= José Torrubia =

Spanish Catholic missionary, scientist and author

José Torrubia was born in 1698 in Spain, professed his vows as priest and as a Franciscan in 1714. He was also a naturalist (interested in Geology and palaeontology).

He volunteered for missionary service in the Philippines, arriving there in 1721. He traveled to Canton. His talents were recognized early and he moved rapidly into significant positions, most notably in 1734 when he was picked to represent the Philippine Franciscans in Spain and Rome.

After almost a decade in Spain, he had become embroiled with the Philippine Franciscans over disputed interpretations of his instructions as their representative.
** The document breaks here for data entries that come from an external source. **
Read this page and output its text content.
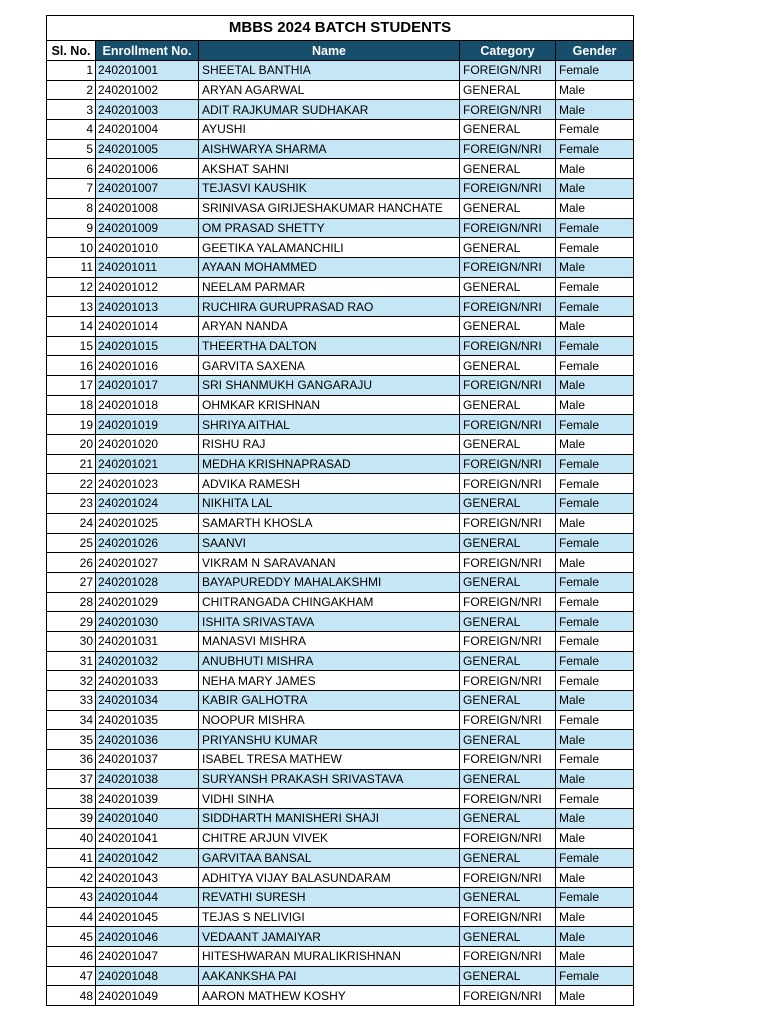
MBBS 2024 BATCH STUDENTS				
Sl. No.	Enrollment No.	Name	Category	Gender
1	240201001	SHEETAL BANTHIA	FOREIGN/NRI	Female
2	240201002	ARYAN AGARWAL	GENERAL	Male
3	240201003	ADIT RAJKUMAR SUDHAKAR	FOREIGN/NRI	Male
4	240201004	AYUSHI	GENERAL	Female
5	240201005	AISHWARYA SHARMA	FOREIGN/NRI	Female
6	240201006	AKSHAT SAHNI	GENERAL	Male
7	240201007	TEJASVI KAUSHIK	FOREIGN/NRI	Male
8	240201008	SRINIVASA GIRIJESHAKUMAR HANCHATE	GENERAL	Male
9	240201009	OM PRASAD SHETTY	FOREIGN/NRI	Female
10	240201010	GEETIKA YALAMANCHILI	GENERAL	Female
11	240201011	AYAAN MOHAMMED	FOREIGN/NRI	Male
12	240201012	NEELAM PARMAR	GENERAL	Female
13	240201013	RUCHIRA GURUPRASAD RAO	FOREIGN/NRI	Female
14	240201014	ARYAN NANDA	GENERAL	Male
15	240201015	THEERTHA DALTON	FOREIGN/NRI	Female
16	240201016	GARVITA SAXENA	GENERAL	Female
17	240201017	SRI SHANMUKH GANGARAJU	FOREIGN/NRI	Male
18	240201018	OHMKAR KRISHNAN	GENERAL	Male
19	240201019	SHRIYA AITHAL	FOREIGN/NRI	Female
20	240201020	RISHU RAJ	GENERAL	Male
21	240201021	MEDHA KRISHNAPRASAD	FOREIGN/NRI	Female
22	240201023	ADVIKA RAMESH	FOREIGN/NRI	Female
23	240201024	NIKHITA LAL	GENERAL	Female
24	240201025	SAMARTH KHOSLA	FOREIGN/NRI	Male
25	240201026	SAANVI	GENERAL	Female
26	240201027	VIKRAM N SARAVANAN	FOREIGN/NRI	Male
27	240201028	BAYAPUREDDY MAHALAKSHMI	GENERAL	Female
28	240201029	CHITRANGADA CHINGAKHAM	FOREIGN/NRI	Female
29	240201030	ISHITA SRIVASTAVA	GENERAL	Female
30	240201031	MANASVI MISHRA	FOREIGN/NRI	Female
31	240201032	ANUBHUTI MISHRA	GENERAL	Female
32	240201033	NEHA MARY JAMES	FOREIGN/NRI	Female
33	240201034	KABIR GALHOTRA	GENERAL	Male
34	240201035	NOOPUR MISHRA	FOREIGN/NRI	Female
35	240201036	PRIYANSHU KUMAR	GENERAL	Male
36	240201037	ISABEL TRESA MATHEW	FOREIGN/NRI	Female
37	240201038	SURYANSH PRAKASH SRIVASTAVA	GENERAL	Male
38	240201039	VIDHI SINHA	FOREIGN/NRI	Female
39	240201040	SIDDHARTH MANISHERI SHAJI	GENERAL	Male
40	240201041	CHITRE ARJUN VIVEK	FOREIGN/NRI	Male
41	240201042	GARVITAA BANSAL	GENERAL	Female
42	240201043	ADHITYA VIJAY BALASUNDARAM	FOREIGN/NRI	Male
43	240201044	REVATHI SURESH	GENERAL	Female
44	240201045	TEJAS S NELIVIGI	FOREIGN/NRI	Male
45	240201046	VEDAANT JAMAIYAR	GENERAL	Male
46	240201047	HITESHWARAN MURALIKRISHNAN	FOREIGN/NRI	Male
47	240201048	AAKANKSHA PAI	GENERAL	Female
48	240201049	AARON MATHEW KOSHY	FOREIGN/NRI	Male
He went to Mexico with Spanish Franciscans destined for the Philippines, but intuiting that his welcome there would be uncertain but probably hostile, he joined a Mexican group of Franciscans in 1745. The disputes engendered a small mountain of paper as the parties tried to convince the Spanish king, Charles III and the Pope, Benedict XIV of the validity of their competing claims and charges. At one point Torrubia was jailed in Cuba, but ultimately Spanish royal officials, ecclesiastical authorities, and even the Franciscans in Spain and Rome absolved him of all fault and dismissed the charges brought by the Philippine Franciscans. He went on to hold important positions in Rome, dying there in 1761 with a significant body of published work to his credit.

==Honours==
In 1825, botanist Vell. published Torrubia (a flowering plant in the family Nyctaginaceae) but it was later classed as a synonym of Guapira.
Then in 1885 mycologist, Jean Louis Émile Boudier published Torrubiella, which is a genus of fungi in the family Cordycipitaceae and also named after Jose.